Modern Romance was an interesting but not wholly successful book. The mix of comedy and serious research was often uneven and uncomfortable. In the audio version, Ansari's comedic voice was irreverent, self-deprecating and occasionally biting but didn't always transition well in segments meant to be insightful or argumentative. The chapters that focused on the international dating scene (Qatar, Japan, Argentina & France), were dull and lacking in any real attempt at research. The observations felt superficial and poorly researched.
The more interesting chapters were the ones were Ansari tried to make sense of his generation's dissatisfaction with dating. his own personal struggles to connect, the effort it takes to build lasting relationships in a world full of seemingly endless choices. His advice to become aware and self-conscious about the way experiences in the "phoneworld" bleed into face to face interactions and to invest more than one date into the people a dater encounters were thoughtful and sensible.
I really appreciated the way the book tried to place in historical context the vast changes in expectations people have about romantic relationships, and marriage. They provided a wonderful overview about the way expectation of personal happiness, increased personal autonomy and economic freedom have reshaped how people view marriage and romance.

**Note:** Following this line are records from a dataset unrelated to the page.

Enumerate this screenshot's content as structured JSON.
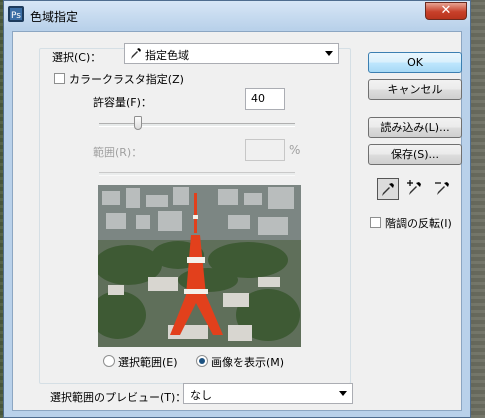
{
  "window": {
    "title": "色域指定",
    "close_label": "✕"
  },
  "select": {
    "label": "選択(C)：",
    "value": "指定色域",
    "icon": "eyedropper-icon"
  },
  "cluster": {
    "label": "カラークラスタ指定(Z)",
    "checked": false
  },
  "tolerance": {
    "label": "許容量(F)：",
    "value": "40",
    "slider_fraction": 0.2
  },
  "range": {
    "label": "範囲(R)：",
    "value": "",
    "unit": "%",
    "disabled": true
  },
  "view_options": {
    "selection_label": "選択範囲(E)",
    "image_label": "画像を表示(M)",
    "selected": "image"
  },
  "preview_select": {
    "label": "選択範囲のプレビュー(T)：",
    "value": "なし"
  },
  "buttons": {
    "ok": "OK",
    "cancel": "キャンセル",
    "load": "読み込み(L)...",
    "save": "保存(S)..."
  },
  "tools": [
    {
      "icon": "eyedropper-icon",
      "active": true
    },
    {
      "icon": "eyedropper-plus-icon",
      "active": false
    },
    {
      "icon": "eyedropper-minus-icon",
      "active": false
    }
  ],
  "invert": {
    "label": "階調の反転(I)",
    "checked": false
  },
  "colors": {
    "tower_red": "#e2401c",
    "tower_white": "#f3f0ea",
    "default_button": "#3c7fb1"
  }
}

Ansari does acknowledge in the introduction that the book is not fully inclusive of LGBT relationships and instead deals for the most part with only heterosexual relationships. While I understood their choice, the lack was felt most strongly in the chapters that addressed how and why people have entered marriage relationships over time. Much of his discussion on the rise of soulmate marriage over good-enough marriage feeds into the growing cultural acceptance of same-same marriage. I also felt that the book could have benefited from a woman's voice, as I felt Ansari was often too sympathetic to men who ineptly try to message women online and he generally glosses over many of dangers and inconveniences women encounter in the dating scene.
Overall the book was entertaining, pointing out the positive and negatives of the new relationship marketplace. I feel like I have a better understanding of the unique challenges my brother's generation faces. It makes me wonder how much it will change again by the time my daughters are both out there dating too.